Clause de conscience des pharmaciens : absurdité française

Publié le 17 Déc, 2010

Dans Liberté Politique, Jean Paillot, avocat au barreau de Strasbourg, souligne l’absurdité de la jurisprudence française concernant les pharmaciens qui se voient refuser une clause de conscience en matière de vente de produits contraceptifs et abortifs. Celle-ci leur est refusée au motif qu’ils disposent du monopole de la vente de médicaments. Seules deux raisons sont admises pour justifier d’un refus de vente : l’absence du produit en stock et les dispositions suivantes de l’article R. 4235-61 CSP :  “Lorsque l’intérêt de la santé du patient lui paraît l’exiger, le pharmacien doit refuser de dispenser un médicament. Si ce médicament est prescrit sur une ordonnance, le pharmacien doit informer immédiatement le prescripteur de son refus et le mentionner sur l’ordonnance.

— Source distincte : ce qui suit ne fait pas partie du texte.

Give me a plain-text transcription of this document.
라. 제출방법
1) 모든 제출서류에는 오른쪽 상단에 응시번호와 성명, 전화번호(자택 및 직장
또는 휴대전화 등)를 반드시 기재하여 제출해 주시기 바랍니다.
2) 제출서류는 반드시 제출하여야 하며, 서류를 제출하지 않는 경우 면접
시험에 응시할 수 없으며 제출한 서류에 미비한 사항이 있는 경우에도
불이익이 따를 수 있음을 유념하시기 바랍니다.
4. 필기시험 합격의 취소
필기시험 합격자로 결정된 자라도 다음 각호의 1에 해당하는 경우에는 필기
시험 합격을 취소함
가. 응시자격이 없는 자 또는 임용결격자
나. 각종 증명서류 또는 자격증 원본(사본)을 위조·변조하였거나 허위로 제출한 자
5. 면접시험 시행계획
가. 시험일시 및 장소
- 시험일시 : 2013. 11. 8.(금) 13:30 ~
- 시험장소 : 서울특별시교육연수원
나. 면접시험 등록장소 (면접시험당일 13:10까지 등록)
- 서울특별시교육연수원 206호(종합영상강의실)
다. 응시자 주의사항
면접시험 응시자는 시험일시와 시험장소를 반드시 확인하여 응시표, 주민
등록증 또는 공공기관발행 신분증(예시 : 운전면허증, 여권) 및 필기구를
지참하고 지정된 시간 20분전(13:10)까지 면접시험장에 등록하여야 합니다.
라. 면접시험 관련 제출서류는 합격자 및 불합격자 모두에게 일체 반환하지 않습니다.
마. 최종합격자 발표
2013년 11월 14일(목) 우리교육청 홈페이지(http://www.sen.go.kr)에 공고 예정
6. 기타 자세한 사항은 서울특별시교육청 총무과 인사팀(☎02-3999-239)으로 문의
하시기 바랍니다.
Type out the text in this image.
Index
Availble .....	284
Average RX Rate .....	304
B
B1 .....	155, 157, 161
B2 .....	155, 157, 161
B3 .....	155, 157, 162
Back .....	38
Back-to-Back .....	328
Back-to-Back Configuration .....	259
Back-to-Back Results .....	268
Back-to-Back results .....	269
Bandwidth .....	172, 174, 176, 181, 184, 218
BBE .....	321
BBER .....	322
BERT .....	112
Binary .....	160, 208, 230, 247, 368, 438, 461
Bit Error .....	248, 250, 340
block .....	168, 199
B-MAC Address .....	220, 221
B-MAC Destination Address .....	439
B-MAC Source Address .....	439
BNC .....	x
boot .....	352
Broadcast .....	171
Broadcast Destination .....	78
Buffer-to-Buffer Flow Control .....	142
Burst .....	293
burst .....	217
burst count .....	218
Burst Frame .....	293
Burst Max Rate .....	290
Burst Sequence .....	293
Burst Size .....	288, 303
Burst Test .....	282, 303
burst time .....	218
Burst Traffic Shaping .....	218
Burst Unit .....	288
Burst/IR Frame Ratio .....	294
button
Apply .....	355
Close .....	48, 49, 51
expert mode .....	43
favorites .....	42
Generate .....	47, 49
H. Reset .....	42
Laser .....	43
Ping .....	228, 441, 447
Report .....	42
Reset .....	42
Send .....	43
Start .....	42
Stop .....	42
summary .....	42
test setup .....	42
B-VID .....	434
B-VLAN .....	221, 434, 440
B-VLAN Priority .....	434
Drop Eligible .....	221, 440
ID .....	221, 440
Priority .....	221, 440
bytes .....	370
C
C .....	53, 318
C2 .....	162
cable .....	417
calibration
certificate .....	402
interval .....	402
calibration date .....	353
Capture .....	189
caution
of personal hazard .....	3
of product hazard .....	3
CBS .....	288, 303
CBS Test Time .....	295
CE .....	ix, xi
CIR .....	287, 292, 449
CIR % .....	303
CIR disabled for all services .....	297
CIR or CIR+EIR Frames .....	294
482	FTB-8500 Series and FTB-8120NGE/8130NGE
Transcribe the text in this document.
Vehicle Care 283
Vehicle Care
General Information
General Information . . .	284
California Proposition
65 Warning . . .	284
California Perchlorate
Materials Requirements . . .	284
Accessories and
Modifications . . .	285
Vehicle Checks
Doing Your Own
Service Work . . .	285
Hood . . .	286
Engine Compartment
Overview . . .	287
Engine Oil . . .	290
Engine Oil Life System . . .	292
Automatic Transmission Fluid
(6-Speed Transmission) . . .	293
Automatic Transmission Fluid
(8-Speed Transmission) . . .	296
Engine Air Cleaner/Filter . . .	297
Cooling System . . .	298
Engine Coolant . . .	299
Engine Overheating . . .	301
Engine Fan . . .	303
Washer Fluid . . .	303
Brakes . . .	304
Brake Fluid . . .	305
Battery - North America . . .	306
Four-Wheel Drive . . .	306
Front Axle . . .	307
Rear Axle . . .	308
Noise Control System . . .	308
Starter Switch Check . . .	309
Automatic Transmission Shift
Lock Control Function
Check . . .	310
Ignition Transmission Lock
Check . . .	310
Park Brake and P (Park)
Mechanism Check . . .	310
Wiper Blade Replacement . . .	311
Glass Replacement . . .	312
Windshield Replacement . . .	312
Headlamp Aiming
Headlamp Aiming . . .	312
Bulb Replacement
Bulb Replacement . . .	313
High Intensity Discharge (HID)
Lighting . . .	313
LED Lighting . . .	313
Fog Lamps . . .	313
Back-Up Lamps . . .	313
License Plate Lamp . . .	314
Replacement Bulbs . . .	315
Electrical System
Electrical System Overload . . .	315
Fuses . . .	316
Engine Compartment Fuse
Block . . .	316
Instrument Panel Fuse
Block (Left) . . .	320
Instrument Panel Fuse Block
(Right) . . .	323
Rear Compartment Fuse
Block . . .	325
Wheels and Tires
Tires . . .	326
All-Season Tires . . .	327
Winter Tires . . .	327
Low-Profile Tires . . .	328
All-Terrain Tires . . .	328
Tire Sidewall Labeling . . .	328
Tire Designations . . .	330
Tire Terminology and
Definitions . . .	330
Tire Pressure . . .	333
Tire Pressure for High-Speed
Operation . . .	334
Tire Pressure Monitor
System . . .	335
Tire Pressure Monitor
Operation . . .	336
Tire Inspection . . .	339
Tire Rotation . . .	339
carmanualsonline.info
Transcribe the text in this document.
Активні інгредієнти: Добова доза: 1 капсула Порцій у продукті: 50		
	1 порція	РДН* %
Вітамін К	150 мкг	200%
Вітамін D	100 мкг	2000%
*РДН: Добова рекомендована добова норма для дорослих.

Un arrêt du 16 juillet 1981 précise qu’un pharmacien ne peut refuser la vente d’un produit contraceptif s’il l’a en stock mais qu’aucune obligation légale ne le contraint à renouveler son stock ou de proposer au client de commander le produit. Toutefois, si ce dernier demande expressément la commande du produit, le pharmacien est contraint de le commander sans possibilité d’évoquer une clause de conscience.

 

Un arrêt du 21 octobre 1998 de la Cour de cassation a condamné le refus de vente des pharmaciens au nom de convictions personnelles. Il y a ici une incohérence puisqu’un chirurgien, par exemple, peut refuser de procéder à une opération de stérilisation à visée contraceptive en invoquant la clause de conscience alors qu’il possède aussi un “monopole, puisque personne d’autre qu’un chirurgien ne peut procéder à une opération de stérilisation“. Si en 1975, seul un médecin pouvait pratiquer une interruption de grossesse, lors d’une intervention chirurgicale, les pharmaciens sont aujourd’hui amenés à fournir des produits abortifs, si bien que l’on peut naturellement s’interroger, par analogie, sur leur droit à la clause de conscience dont bénéficient les médecins, sages-femmes et infirmiers en matière d’avortement.

 

L’article L. 2212-8 CSP dispose qu’ “aucun auxilliaire médical, quel qu’il soit, n’est tenu de concourir à une interruption de grossesse“. L’absurdité tient à ce que, dans le Code de la santé publique, les pharmaciens n’entrent pas sous l’intitulé des “auxilliaires médicaux” réservés aux infirmiers mais aussi à d’autres professions comme les pédicures-podologues, masseurs-kinésithérapeutes, orthophonistes, opticiens-lunetiers, psychomotriciens, diététiciens, etc. Les opticiens lunetiers, par exemple, peuvent donc bénéficier d’une clause de conscience en matière d’avortement mais pas les pharmaciens ! Cela montre “l’absurdité d’une lecture littérale de l’article L. 2212-8 CSP“. C’est l’esprit du texte qu’il faut considérer, explique Jean Paillot :  “préciser qu’”aucun auxiliaire médical, quel qu’il soit, n’est tenu de concourir à une interruption de grossesse”, c’est en réalité disposer que personne n’est obligé de concourir à une interruption de grossesse“.

 

De même qu’une clause de conscience est reconnue aux infirmiers même s’ils ne pratiquent pas directement, par eux-mêmes, une IVG, de même, la demande des pharmaciens souhaitant qu’une clause de conscience leur soit reconnue est légitime “lorsqu’ils expriment que, s’ils ne pratiquent pas eux-mêmes une interruption de grossesse, ils en fournissent le moyen“. Enfin, la question du monopole qu’ils possèdent dans la vente de produits abortifs ne justifie nullement de leur refuser une clause de conscience dans la mesure où l’avortement peut être effectué par d’autres moyens.

 

De la même manière, seuls les médecins pouvaient procéder à des IVG il y a quelques années et une clause de conscience leur est accordée. Ainsi, un “toilettage de l’article L. 2212-8 CSP” est aujourd’hui nécessaire.